A Cambodian court has convicted an unlicensed medical practitioner of murder and sentenced him to 25 years in prison for spreading HIV among almost 300 villagers.
A spokesman for the court in the northwestern province of Battambang said Yem Chrin, 56, was found guilty on Thursday of torture and cruel behaviour resulting in death, intentionally spreading HIV and practising medicine without a licence.
Ten of the villagers have died since the outbreak began, village officials said.

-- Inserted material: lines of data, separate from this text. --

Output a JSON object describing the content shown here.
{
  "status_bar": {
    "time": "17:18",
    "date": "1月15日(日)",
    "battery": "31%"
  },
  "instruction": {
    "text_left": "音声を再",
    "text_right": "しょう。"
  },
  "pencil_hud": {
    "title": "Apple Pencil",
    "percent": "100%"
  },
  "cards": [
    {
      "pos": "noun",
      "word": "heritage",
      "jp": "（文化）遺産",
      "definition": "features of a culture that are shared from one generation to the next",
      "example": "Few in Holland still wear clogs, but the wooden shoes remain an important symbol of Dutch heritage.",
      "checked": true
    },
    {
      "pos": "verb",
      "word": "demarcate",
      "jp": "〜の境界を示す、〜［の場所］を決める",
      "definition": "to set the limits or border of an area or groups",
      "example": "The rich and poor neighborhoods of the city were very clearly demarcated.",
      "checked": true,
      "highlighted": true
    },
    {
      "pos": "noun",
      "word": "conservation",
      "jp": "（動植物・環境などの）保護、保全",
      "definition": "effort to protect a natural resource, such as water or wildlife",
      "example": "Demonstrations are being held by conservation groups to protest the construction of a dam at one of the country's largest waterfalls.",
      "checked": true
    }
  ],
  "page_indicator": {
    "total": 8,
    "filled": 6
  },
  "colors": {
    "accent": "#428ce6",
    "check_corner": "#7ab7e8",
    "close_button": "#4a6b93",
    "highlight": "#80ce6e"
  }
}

Authorities detected an epidemic of human immunodeficiency virus, the virus that causes AIDS, on December 9 when they started testing a community in Battambang.
The victims ranged from a two-year-old to elderly in their 80s.
Authorities decided to test villagers after a 74-year-old man tested positive for HIV in November.
The man convinced others in the village who had also visited Yem Chrin to get tested, the court heard.
“The court found Yem Chrin guilty of operating health treatment without license, injecting people with syringes that spread HIV and torturing people to die,” Yich Na Chheavy, a provincial court judge, said in a verdict read to a packed courtroom.
Yem Chrin admitted to routinely reusing syringes but denied intentionally spreading the virus.
He was arrested in December last year and taken into protective custody, with the authorities fearing he might be lynched by residents of Roka village.
Police said Yem Chrin was a well-respected doctor who villagers believed had healing powers and who provided cheap treatment for the poor.